Quelle: OECD-Veröffentlichung „Bildung auf einen Blick“ 2010, S. 11 [PDF – 900 KB]
Außerdem vernachlässigt die Studie, obwohl sie gerade die Auswirkungen von Studiengebühren auf die „schichtniedrigen Familien“ in den Vordergrund stellt, den skandalösen Befund, dass nur 11 Prozent der Studierenden aus Elternhäusern mit Hauptschulabschluss stammen und dieser Anteil sogar rückläufig ist und nach wie vor nur 15 Prozent der Studierenden aus der „niedrigen sozialen Herkunftsgruppe“ kommen.
Solange die Studienanfängerquote in Deutschland vergleichsweise so niedrig liegt und solange es um die soziale Chancengleichheit so schlecht steht, ist jeder – auch von den Autoren der Studie eingeräumte – negative Anreiz durch eine Erhöhung der Studienkosten, also auch über Studiengebühren ein Irrweg.
Die Studiengebühren (von in der Studie angenommenen 500 Euro pro Semester oder 1000 Euro pro Jahr) sind bei den für einen Durchschnittsstudenten vom Deutschen Studentenwerk [PDF – 2.5 MB] errechneten privaten Kosten pro Jahr von rd. 9.100 Euro (Sozialerhebung S. 251ff.) nur ein Teil der finanziellen Belastung für ein Studium, aber – wie leicht erkennbar – eine erhebliche Zusatzbelastung.

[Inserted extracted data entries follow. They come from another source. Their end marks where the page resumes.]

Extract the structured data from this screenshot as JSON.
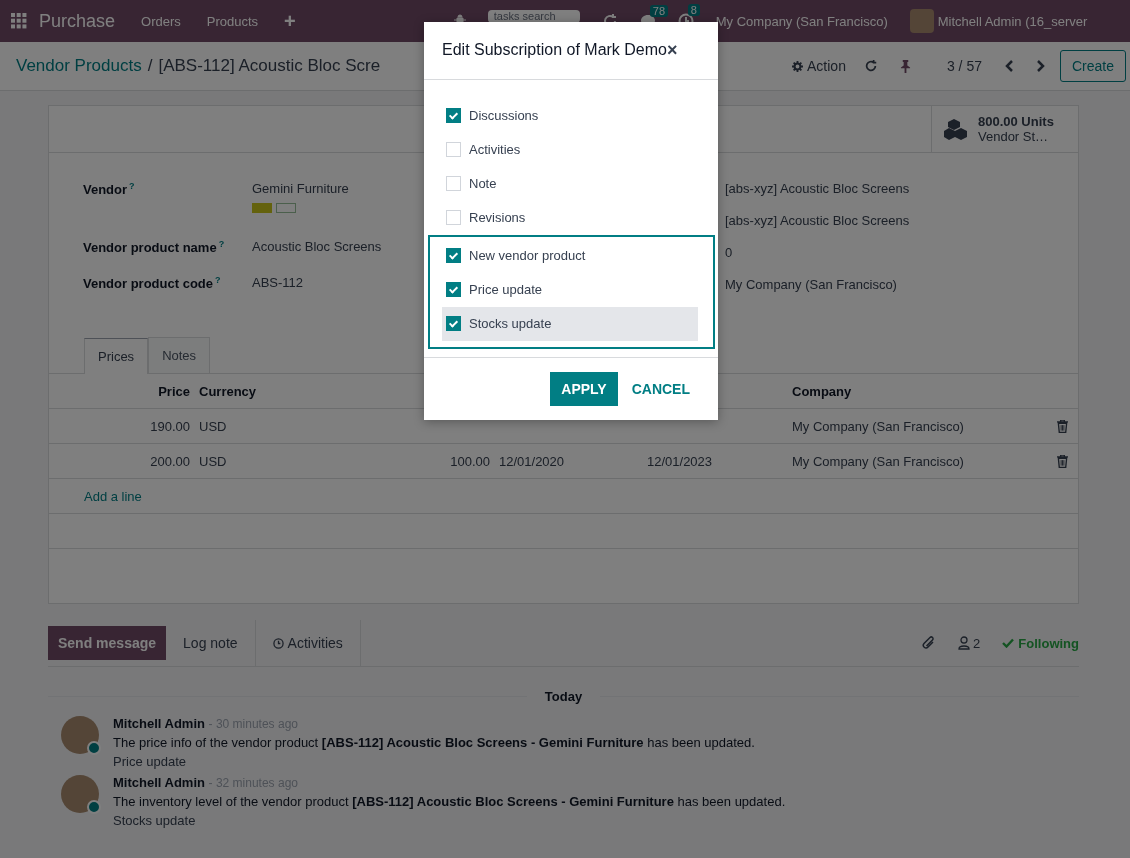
{
  "navbar": {
    "app": "Purchase",
    "menus": [
      "Orders",
      "Products"
    ],
    "add": "+",
    "search": {
      "placeholder": "tasks search"
    },
    "messages_badge": "78",
    "activities_badge": "8",
    "company": "My Company (San Francisco)",
    "user": "Mitchell Admin (16_server"
  },
  "control_panel": {
    "breadcrumb": "Vendor Products",
    "separator": "/",
    "current": "[ABS-112] Acoustic Bloc Scre",
    "action": "Action",
    "pager": "3 / 57",
    "create": "Create"
  },
  "stat_button": {
    "value": "800.00 Units",
    "label": "Vendor St…"
  },
  "fields": [
    {
      "label": "Vendor",
      "help": "?",
      "value": "Gemini Furniture",
      "kind": "tags"
    },
    {
      "label": "Vendor product name",
      "help": "?",
      "value": "Acoustic Bloc Screens",
      "kind": "text"
    },
    {
      "label": "Vendor product code",
      "help": "?",
      "value": "ABS-112",
      "kind": "text"
    }
  ],
  "right_fields": [
    "[abs-xyz] Acoustic Bloc Screens",
    "[abs-xyz] Acoustic Bloc Screens",
    "0",
    "My Company (San Francisco)"
  ],
  "tabs": [
    {
      "label": "Prices",
      "selected": true
    },
    {
      "label": "Notes",
      "selected": false
    }
  ],
  "table": {
    "columns": [
      "Price",
      "Currency",
      "Company"
    ],
    "rows": [
      {
        "price": "190.00",
        "currency": "USD",
        "company": "My Company (San Francisco)"
      },
      {
        "price": "200.00",
        "currency": "USD",
        "quantity": "100.00",
        "start": "12/01/2020",
        "end": "12/01/2023",
        "company": "My Company (San Francisco)"
      }
    ],
    "add_line": "Add a line"
  },
  "chatter": {
    "send": "Send message",
    "log": "Log note",
    "activities": "Activities",
    "followers": "2",
    "following": "Following",
    "day": "Today",
    "messages": [
      {
        "author": "Mitchell Admin",
        "time": "- 30 minutes ago",
        "body": "The price info of the vendor product **[ABS-112] Acoustic Bloc Screens - Gemini Furniture** has been updated.",
        "note": "Price update"
      },
      {
        "author": "Mitchell Admin",
        "time": "- 32 minutes ago",
        "body": "The inventory level of the vendor product **[ABS-112] Acoustic Bloc Screens - Gemini Furniture** has been updated.",
        "note": "Stocks update"
      }
    ]
  },
  "dialog": {
    "title": "Edit Subscription of Mark Demo",
    "close": "×",
    "groups": [
      {
        "framed": false,
        "options": [
          {
            "label": "Discussions",
            "checked": true,
            "hovered": false
          },
          {
            "label": "Activities",
            "checked": false,
            "hovered": false
          },
          {
            "label": "Note",
            "checked": false,
            "hovered": false
          },
          {
            "label": "Revisions",
            "checked": false,
            "hovered": false
          }
        ]
      },
      {
        "framed": true,
        "options": [
          {
            "label": "New vendor product",
            "checked": true,
            "hovered": false
          },
          {
            "label": "Price update",
            "checked": true,
            "hovered": false
          },
          {
            "label": "Stocks update",
            "checked": true,
            "hovered": true
          }
        ]
      }
    ],
    "apply": "APPLY",
    "cancel": "CANCEL"
  }
}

Nach Erhebungen des deutschen Studentenwerks bezeichnen 40% der Studierenden ihre Studienfinanzierung als unsicher. Die Kosten für ein Studium sind also für einen großen Teil der Studierenden von vorneherein eine Risikobarriere. Gerade für Schüler, die über ein Studium nachdenken, haben Studiengebühren eine besonders hohe Abschreckungswirkung. Für Schüler, bei denen ein Elternteil Akademiker/in ist, wird die Finanzierung eines Studiums als ein viel geringeres Problem wahrgenommen als in einem nichtakademischen Elternhaus. Während für Kinder aus Akademikerfamilien schon aus Gründen des Statuserhalts die Aufnahme eines Studiums sozusagen von vorneherein selbstverständlich ist, bewerten Familien aus benachteiligten sozialen Schicken Entscheidungen für weiterführende Bildungsgänge in der Regel (subjektiv) als riskanter. Außerdem sind sie im Verhältnis zu den verfügbaren Ressourcen mit höheren Kosten behaftet.
Studiengebühren sind aber nicht nur eine Barriere zur Aufnahme eines Studiums, sie sind auch mitursächlich für Studienabbrüche. 19% der Studienabbrecher scheitert letztlich an der Finanzierung des Studiums.
Welche Barriere die privaten Kosten für die Aufnahme eines Studiums darstellen, hätte man auch schon 2005 man aus der historischen Entwicklung ablesen können, nämlich darin, dass sich seit der Verbesserung des BaföG durch die Bundesregierung im Jahre 1999 der Anteil der Studierenden pro Jahrgang bis 2006 von 27,7 auf 35,7% erhöht hat.
Fazit: Auch diese Studie hätte man sich ersparen können: Ein paar Gespräche mit Studierenden, die nicht mit einem auskömmlichen monatlichen Wechsel ihrer Eltern kalkulieren können, würden ein realistischeres Bild abgeben, über die negativen Effekte von Studiengebühren auf die Studierneigung.